ラインダースの系譜-5
「うわっ、風が……」
唐突に視界を覆った白銀の中で、ルーディの声がやけに遠くなった。
――途切れてしまう。
不意にそんな言葉が頭を過ぎった。
この不思議な奇跡の時間が、終りに近づく気配を感じた。
四つの足は氷ついてしまったように、ピクリとも動かない。
「――ルーディ!!」
遠くなる気配に、夢中で叫んだ。
人間の街で錬金術を学び、人間の王と親友になり、人間の娘をつがいにした……変わり者の人狼と呼ばれた、ラインダース家の始祖へ。
彼の未来を知っていたから、どうしても伝えたかった。
「これから、どんなに辛いことがあっても……っ!! 悲惨な結果に見えたとしても!! あなたの努力は、決して無駄じゃない!!!」
胸からどうしようもなく切ない感情がこみ上げ、鼻の奥がツンと痛くなる。
ルーディは数年後、一族の病を救う薬を作るべく、人間の街で錬金術師の弟子となるはずだ。
一族から離れ、人間の街で正体を隠しながら生きるのは、とても苦しかっただろう。
そして何年もかけて、血の滲むような努力の結果、彼は薬を完成させ……敬愛する兄のヴァリオから、人間と手を結んだ裏切り者として、一族を追放されるのだ。
「え!? なに!? よく聞えないんだ!!」
ルーディが怒鳴る声も、ほとんど聞き取れないほど遠く、小さくなっていく。
彼がどれほど人狼という種に誇りを持ち、愛していたか、ようやく本当に理解できた気がした。
命惜しさに人狼の誇りを失い人間に媚びへつらったと、汚辱にまみれた裏切り者の烙印を押される可能性を、彼は師から最初に聞いていた。
それでも彼は、薬を作ったのだ。
結局、一族を救う事はできなくとも、薬は彼自身を救い、そしてわずかながら人狼の血は今日まで残った。
「ラインダースの子孫は、あなたが諦めずに生きた証だ!!」
真っ白な世界で、ルーディの声も姿も完全に消えていた。
一分も立たずに嘘のように視界が晴れ、誰もいない静かな雪景色が目の前に広がる。
星明りが氷の実を輝かせ、静まり返った夜の森に、ギルベルトは一頭でたちつくしていた。
ジャンプして氷の実を枝から降り落とし、慎重に咥えてバックパックへとしまう。
来た道を急いで駆け戻り、ようやく祖父の山荘が見えた時にはホっとした。
丸太造りのポーチに飛び乗り、前足で扉を叩くと、エメリナが窓からギルベルトを見て、すぐに扉をあけてくれた。
身体を一振りして毛皮から氷と雪を払い落とし、暖かな室内に入る。
「先生、お帰りなさい!」
膝をついて両手を広げたエメリナに、そのまま飛びつきたくなったが、我慢して頬を一舐めするだけにしておいた。
彼女の後ろで、祖父がニヤニヤと眺めていたからだ。
「おお、早かったな」
祖父は少し皺が深くなっていたが、まだまだ現役錬金術師でかくしゃくとしている。
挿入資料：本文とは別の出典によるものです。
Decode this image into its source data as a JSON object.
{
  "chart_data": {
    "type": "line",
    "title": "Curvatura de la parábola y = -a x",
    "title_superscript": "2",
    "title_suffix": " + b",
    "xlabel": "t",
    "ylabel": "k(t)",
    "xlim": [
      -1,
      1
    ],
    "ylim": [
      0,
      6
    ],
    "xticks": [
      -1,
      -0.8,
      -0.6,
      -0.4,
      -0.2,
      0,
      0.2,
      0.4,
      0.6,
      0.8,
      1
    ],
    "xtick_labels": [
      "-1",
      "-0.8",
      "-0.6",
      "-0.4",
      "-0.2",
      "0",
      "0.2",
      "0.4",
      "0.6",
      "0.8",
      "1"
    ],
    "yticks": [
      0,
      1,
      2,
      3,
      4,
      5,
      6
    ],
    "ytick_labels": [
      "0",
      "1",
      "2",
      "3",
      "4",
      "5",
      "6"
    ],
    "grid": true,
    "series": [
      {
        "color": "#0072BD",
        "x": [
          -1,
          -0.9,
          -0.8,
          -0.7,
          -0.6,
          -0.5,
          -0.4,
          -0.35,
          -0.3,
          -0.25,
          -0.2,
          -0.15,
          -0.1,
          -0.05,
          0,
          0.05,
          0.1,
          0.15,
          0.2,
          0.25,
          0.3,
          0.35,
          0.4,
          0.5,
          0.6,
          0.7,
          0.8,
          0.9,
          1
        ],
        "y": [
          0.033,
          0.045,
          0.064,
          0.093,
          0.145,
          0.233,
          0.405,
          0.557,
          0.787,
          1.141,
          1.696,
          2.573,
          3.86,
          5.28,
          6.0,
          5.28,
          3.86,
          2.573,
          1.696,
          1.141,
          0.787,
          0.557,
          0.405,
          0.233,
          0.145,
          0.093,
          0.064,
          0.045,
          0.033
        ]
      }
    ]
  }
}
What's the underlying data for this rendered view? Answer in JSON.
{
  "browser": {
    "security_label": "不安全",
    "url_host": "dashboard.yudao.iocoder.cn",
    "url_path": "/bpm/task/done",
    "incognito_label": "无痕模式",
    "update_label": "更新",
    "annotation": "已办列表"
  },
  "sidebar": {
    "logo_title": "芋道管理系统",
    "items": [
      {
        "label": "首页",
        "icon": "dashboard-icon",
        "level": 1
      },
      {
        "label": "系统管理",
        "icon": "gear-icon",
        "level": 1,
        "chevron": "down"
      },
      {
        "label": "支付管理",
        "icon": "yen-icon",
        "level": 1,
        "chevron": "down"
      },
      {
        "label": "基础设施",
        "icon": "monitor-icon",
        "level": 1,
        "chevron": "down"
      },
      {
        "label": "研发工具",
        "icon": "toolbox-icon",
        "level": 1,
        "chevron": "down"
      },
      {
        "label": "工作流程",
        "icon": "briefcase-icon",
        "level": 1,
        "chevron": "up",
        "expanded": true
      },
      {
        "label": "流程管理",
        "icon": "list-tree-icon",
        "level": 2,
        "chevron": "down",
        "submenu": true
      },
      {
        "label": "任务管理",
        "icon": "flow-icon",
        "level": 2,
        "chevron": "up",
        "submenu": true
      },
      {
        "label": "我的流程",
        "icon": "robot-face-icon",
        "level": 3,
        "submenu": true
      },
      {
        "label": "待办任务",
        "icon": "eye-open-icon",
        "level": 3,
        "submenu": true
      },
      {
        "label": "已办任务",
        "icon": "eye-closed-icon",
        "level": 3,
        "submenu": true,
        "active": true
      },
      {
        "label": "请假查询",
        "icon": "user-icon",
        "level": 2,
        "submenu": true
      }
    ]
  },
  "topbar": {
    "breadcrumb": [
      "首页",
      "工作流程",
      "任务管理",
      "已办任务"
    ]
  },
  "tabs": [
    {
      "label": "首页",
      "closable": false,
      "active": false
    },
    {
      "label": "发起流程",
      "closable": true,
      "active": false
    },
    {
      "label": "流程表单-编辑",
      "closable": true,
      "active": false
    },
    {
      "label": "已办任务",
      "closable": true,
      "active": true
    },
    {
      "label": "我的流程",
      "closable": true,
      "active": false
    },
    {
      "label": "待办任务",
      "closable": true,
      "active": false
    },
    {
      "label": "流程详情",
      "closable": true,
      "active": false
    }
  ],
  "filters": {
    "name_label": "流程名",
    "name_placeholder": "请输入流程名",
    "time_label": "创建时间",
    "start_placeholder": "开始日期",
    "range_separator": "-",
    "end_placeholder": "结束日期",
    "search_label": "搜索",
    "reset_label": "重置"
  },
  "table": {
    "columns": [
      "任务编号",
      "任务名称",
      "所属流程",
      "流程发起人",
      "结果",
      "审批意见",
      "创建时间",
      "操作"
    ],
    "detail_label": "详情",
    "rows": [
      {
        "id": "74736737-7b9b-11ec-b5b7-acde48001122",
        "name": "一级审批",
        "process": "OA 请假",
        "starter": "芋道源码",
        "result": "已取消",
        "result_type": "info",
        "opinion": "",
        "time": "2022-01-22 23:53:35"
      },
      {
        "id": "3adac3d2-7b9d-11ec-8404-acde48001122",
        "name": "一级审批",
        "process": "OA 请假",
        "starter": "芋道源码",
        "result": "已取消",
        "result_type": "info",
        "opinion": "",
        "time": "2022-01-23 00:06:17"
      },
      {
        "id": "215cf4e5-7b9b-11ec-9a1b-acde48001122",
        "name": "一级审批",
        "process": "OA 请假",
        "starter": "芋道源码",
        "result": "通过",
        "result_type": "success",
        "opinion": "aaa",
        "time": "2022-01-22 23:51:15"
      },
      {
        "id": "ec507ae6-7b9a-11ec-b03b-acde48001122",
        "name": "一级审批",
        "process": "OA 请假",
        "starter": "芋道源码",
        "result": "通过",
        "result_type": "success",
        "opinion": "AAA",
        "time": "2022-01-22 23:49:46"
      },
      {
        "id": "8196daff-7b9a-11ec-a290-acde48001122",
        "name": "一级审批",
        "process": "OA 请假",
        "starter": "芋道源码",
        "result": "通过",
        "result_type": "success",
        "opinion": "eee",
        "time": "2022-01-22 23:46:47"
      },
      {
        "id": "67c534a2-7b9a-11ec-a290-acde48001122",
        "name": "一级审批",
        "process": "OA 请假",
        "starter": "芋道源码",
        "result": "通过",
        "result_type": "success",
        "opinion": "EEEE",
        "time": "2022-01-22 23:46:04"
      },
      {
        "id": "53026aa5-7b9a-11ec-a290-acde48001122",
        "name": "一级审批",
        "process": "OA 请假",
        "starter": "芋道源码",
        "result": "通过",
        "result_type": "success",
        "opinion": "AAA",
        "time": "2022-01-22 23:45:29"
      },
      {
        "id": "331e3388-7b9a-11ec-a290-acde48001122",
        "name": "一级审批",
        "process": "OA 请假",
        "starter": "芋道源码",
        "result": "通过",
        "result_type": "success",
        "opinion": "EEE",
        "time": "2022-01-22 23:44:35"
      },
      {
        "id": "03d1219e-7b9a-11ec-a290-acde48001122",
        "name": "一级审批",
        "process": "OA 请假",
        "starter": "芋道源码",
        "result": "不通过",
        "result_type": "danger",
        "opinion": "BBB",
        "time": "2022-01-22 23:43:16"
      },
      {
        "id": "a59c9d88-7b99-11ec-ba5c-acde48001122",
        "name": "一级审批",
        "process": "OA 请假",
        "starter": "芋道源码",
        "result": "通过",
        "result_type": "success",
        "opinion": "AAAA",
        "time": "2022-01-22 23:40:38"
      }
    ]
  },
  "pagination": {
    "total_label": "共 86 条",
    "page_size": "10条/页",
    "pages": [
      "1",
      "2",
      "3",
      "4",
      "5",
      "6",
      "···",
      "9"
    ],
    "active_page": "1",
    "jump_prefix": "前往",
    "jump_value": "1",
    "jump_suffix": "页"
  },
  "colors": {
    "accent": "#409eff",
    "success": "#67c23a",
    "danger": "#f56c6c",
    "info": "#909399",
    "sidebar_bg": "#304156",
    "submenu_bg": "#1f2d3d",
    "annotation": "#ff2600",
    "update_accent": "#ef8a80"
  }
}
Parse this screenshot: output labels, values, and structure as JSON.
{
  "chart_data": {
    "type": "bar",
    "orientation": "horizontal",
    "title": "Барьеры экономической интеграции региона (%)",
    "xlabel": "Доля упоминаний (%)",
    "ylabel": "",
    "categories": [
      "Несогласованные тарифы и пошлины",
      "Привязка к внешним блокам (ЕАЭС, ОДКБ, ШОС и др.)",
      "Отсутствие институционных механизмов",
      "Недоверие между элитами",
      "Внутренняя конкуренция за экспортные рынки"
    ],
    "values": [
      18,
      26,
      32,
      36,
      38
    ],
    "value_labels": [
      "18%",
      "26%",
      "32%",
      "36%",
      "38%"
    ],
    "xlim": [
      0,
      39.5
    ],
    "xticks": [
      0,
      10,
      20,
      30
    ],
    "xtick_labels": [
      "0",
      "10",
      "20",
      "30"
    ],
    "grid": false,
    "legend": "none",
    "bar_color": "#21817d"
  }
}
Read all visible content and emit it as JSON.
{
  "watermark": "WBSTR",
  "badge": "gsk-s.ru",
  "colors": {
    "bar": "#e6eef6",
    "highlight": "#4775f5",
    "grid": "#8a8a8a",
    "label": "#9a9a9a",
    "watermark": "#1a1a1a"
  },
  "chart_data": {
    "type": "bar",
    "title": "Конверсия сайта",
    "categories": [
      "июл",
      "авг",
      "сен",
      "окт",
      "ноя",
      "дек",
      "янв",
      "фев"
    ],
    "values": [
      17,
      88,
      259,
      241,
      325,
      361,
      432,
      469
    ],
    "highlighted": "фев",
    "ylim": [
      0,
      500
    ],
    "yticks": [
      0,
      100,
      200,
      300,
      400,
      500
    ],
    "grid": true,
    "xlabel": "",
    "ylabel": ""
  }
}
今日初めて会い、実年齢を聞いたエメリナは、ひっくり返りそうなほど驚いていた。
(……夢でも見てたような気分だな)
奥の部屋で人型に戻り服を着て、まだ少しぼんやりした頭で、窓の外をしばらく眺めた。
それから居間に戻ると、なにやら聞き覚えのある賑やかな音楽が流れている。
テレビの前に置かれたソファーに、エメリナと祖父が並んで座り、猛烈な気迫で古いゲーム器を操作していた。
テレビ画面には、カラフルなぷよぷよした目玉つきゼリーたちが映っている。
ギルベルトはやったことがないが、確か二十年ほど昔に流行ったゲームだった。
「よぉし! 十連鎖ですよ!」
どうやらゼリーは、四つ並ぶと消えるらしい。エメリナが起爆の一つを落とすと、次々に連鎖を起こして消えていく。
「甘い!!」
しかし画面のもう半分では、祖父がさらに上手の連鎖を起こしていた。
「あああ!! 全部相殺され……うわぁぁっ!?」
画面でエメリナの側が透明なゼリーに埋もれ、二頭身のキャラクターが目を回して倒る。
「くぅっ! あと少しだったのに……も、もう一回お願いします……」
「くくくっ、何回でも負かしてやるわ!」
「……あの〜、二人して、なにやってるんだ?」
声をかけると、二人はやっとギルベルトに気づいたらしい。